Justo hace unos días veía una serie ambientada en Londres, I May Destroy You, donde la protagonista va y viene de Italia. Y entonces recordaba lo fácil que era viajar estando ahí. Londres es una ciudad que tiene cinco aeropuertos, esta conexión directa con el continente a través del Eurostar. Es muy fácil movilizarse, con unas pocas libras puedes llegar adonde quieras. Viajar se vuelve pronto una condición. Incluso la ciudad misma es una ciudad hecha por viajeros. El londinense es una cosa extraña. Es más fácil encontrar gente de paso, gente en perpetuo tránsito. Curiosamente es una cultura, literalmente, insular, que tiene una apertura al mundo. Los ingleses son excéntricos, pero no exóticos. Por lo mismo les fascinan todas esas culturas que no son ellos mismos. Y esa es la gran naturaleza de Jan Morris como escritora de viaje.

En tu más reciente libro, Paseos del río, evocas Waterloo a partir de Stendhal, otro de los hombres que pasó por Trieste.

Stendhal tiene dos vínculos importantes con la historia y la ficción: uno es un pasaje de Rojo y negro, en el que define la novela cuando dice que es un espejo que camina por una carretera y entendemos que ese espejo nos refleja el mundo circundante. Y por otro lado, tiene un momento fundamental para la literatura y la historia, que es la imposible descripción de la batalla de Waterloo por el protagonista de La cartuja de Parma. Ahí tenemos a este joven italiano, Fabrizio, que decide seguir los pasos de Napoléon. De pronto descubre que sí está en Waterloo, porque ve pasar al mariscal Ney, pero luego empieza una batalla de la cual no entiende nada. Él tiene un atisbo ínfimo de lo que es la batalla, y si pensamos en esto desde la perspectiva humana, invididual, los grandes eventos históricos son imposible de asir por un solo individuo. Eso nos lo enseña Stendhal. Finalmente para narrar un evento como es Waterloo necesitas tener muchísimos puntos de vista: Napoleón, sus mariscales, este personaje azaroso que es Fabrizio, que se suma a una batalla en la que no aporta en principio nada y al mismo tiempo todo. Recordemos que Stendhal estuvo en campaña, fue a Rusia. Era la retaguardia y luego le tocó ser la avanzada del regreso. Por eso creo que de alguna manera narrar Waterloo y crear a Fabrizio era una manera de decir: Yo sigo siendo parte de esto. 

Así como Trieste influyó muchísimo en tu literatura, Napoleón lo hizo en la de Stendhal, que incluso llegó a ser subteniente de dragones. Luego está Jan Morris, que fue oficial británico y escaló el Everest. ¿Será que le está faltando fiebre a los escritores de viaje contemporáneos?

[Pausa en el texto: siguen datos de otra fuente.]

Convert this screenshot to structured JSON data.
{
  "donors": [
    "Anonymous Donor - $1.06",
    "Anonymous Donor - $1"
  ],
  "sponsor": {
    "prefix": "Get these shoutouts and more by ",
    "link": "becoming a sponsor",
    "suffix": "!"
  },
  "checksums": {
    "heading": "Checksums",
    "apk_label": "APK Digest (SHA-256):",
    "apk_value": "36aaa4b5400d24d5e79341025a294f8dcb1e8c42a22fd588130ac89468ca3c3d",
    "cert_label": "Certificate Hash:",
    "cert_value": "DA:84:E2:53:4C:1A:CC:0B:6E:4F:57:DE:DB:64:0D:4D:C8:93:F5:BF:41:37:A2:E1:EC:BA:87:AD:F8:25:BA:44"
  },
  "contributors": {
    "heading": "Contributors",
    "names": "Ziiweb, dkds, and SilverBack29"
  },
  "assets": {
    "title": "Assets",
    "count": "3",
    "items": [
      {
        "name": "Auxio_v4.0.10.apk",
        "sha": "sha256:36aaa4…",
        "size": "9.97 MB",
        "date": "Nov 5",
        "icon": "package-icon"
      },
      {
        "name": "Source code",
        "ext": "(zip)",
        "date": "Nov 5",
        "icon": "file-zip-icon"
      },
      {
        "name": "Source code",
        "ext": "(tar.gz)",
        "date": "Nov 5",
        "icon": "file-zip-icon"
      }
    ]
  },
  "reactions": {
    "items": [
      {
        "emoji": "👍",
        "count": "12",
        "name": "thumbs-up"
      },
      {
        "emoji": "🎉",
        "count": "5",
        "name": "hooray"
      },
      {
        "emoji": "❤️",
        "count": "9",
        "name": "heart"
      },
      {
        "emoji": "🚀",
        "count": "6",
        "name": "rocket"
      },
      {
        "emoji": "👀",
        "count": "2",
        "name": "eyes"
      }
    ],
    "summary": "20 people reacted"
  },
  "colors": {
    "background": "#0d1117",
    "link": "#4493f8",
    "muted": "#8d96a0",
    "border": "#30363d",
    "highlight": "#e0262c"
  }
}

El mundo se ha transformado, descubrimos que somos prisioneros de una vida interior. Al final, cuando viajamos, nos llevamos una pantallita a todas partes. La gran reflexión es esa en este momento del siglo XXI. Sí falta esa audacia. No hay conrads. ¿Quién va a poder escribir El corazón de las tinieblas si no emprende estos viajes? Si se escribiera ahora, sería muy parecido a La metamorfosis, de Kakfa. Un personaje recostado en una cama, que amanece convertido en otra cosa que lo lleva a hablar del horror, como la representación que luego hace Coppola con Brando de lo que pensaba Conrad. Tenemos viajes interiores, emprendemos estas épicas domésticas y se está reinventando esta literatura de viajes. Para bien o para mal, vamos a ver muchas narraciones relacionadas con esto en un futuro no muy distante. 

El año pasado Dharma Books recuperó un tríptico sobre los orígenes de tu escritura, ¿te parece que es la mejor manera de sumergirse en tu universo narrativo?

Residuos es la puerta de entrada, incluso para mí mismo, para entender el derrotero de mi propia voz. Este proceso de reestructura me sirvió mucho para entender de donde había partido y adonde estaba llegando, precisamente ahora que estoy escribiendo un libro aparentemente distinto. Lograr integrar estos tres libros originarios en uno fue fundamental para mí, y sí, es el mejor camino para emprender la lectura de lo que he hecho.

Hablabas de un nuevo libro en puerta, ¿alguna pista?

Las pistas están sueltas. Durante mucho tiempo escribir una columna que se llama «Biopsia», en donde cuento parte de lo que estoy escribiendo. El título de trabajo del libro es Biopsia, tal cual. La columna existe, en Literal Magazine. Llevo once años escribiendo este libro y estoy por emprender lo que es la real escritura: sentarse y ordenar todo esto.